Other factors—all related to globalization—will affect the Church significantly. Muslim immigration to Europe will require academic exchanges, deeper study of Islamic thought, and steady efforts to achieve religious freedom in Islamic countries.

The impact of the biotechnical revolution with its consequent political and economic ramifications will demand rigorous analysis and careful doctrinal positioning. Allen suggests that the Church may well be the ideal mediator between ideological fault lines, arguing that the Church is, in fact, broad enough to understand the tension, for example between advocates of genetically modified organisms and critics of biotech crops; or the ethical dilemmas of procreating "savior babies" and genetic engineering. Bishops with backgrounds in biology and chemistry will play important roles in bioethical debates.

The phenomenal growth of Pentecostal Christianity, especially in Latin America with its emphasis on the Spirit (as distinguished from Protestant emphasis on the Bible) will eventually touch North American Catholics. It has been dubbed "Catholicism without priests" and thus raises new issues for Catholics more influenced by a Roman juridical system and theological analysis. The charismatic renewal brings with it a deep concern for the poor and emphasis on justice, peace, and social issues. Charismatic healing ceremonies sometimes bypass the sacramental system and have occasioned special Vatican cautions. Although the Church is struggling not to alienate its Pentecostal constituency, these tensions will increase.

All of this makes fascinating reading and forces the North American reader, at least, to think beyond immediate ecclesiastical concerns. Nevertheless, those concerns are significant if the Church is to speak with authority on any issue. A divided and fractious church will be less persuasive in its outward reach if it is perceived as disunited. It should come as no small surprise that current efforts to retrench are more strenuous than seem appropriate, and that the Church is identified with the "far right," despite the large liberal component of its North American base.

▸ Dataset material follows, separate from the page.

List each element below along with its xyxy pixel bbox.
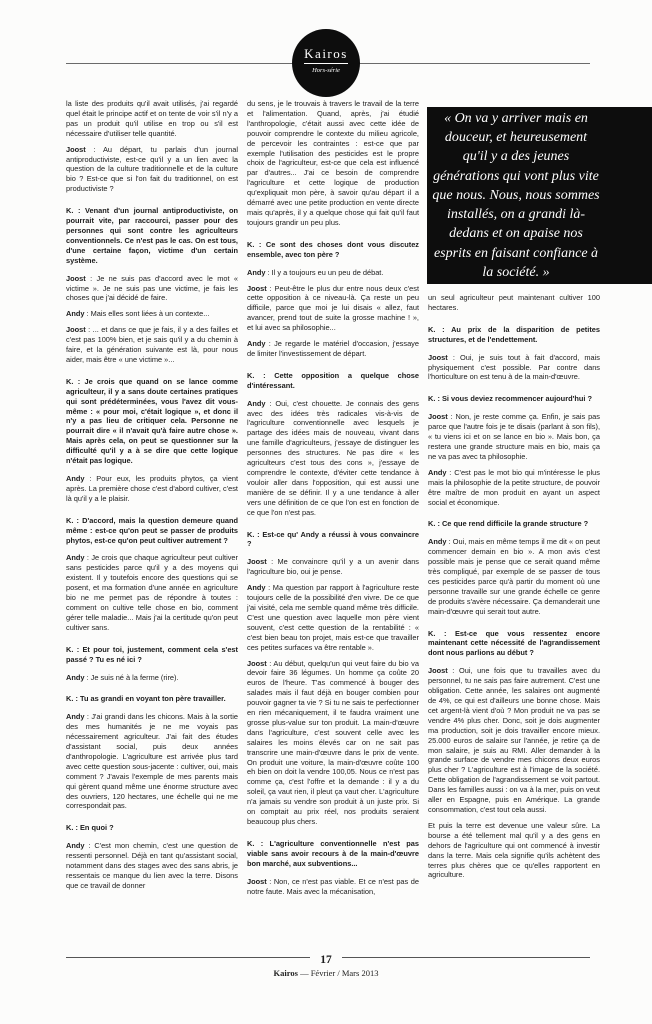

Allen concludes with a kind of celebration of the Church as "the sacrament of the unity of the human family." He acknowledges, nevertheless, that the strains on the spirit of communion are intense. He shifts the burden of sustaining that communion on "Catholic hearts" rather than bishops' offices, urging that we struggle through disillusionment and turbulence with "courage, patience, and perspective." I am not sure what or whom he means when he suggests that we move beyond our "Catholic tribe" to achieve a "bold synthesis" of the best of each of the Church's constituencies. This is brave talk, but does not offer a resolution to the profound tensions that affect –often deleteriously—our most fundamental source of identity: the Eucharist. Without a clear path to the "source and summit of Catholic life," without access to the Sacrament that is our unity, the appeal to "foster holiness" and patience is thin gruel for a hungry people. Allen does not claim to be prophetic, nor is his book a lurch in that direction. It does, however, tell us what is going on, where the Church is heading, and possibly where our efforts must be directed.

Sr. Diana Culbertson OP is an accomplished writer and has published numerous books and articles. She is currently an editor and writer at the Center for Learning in Villa Maria, PA. Sr. Diana is a FutureChurch Board member.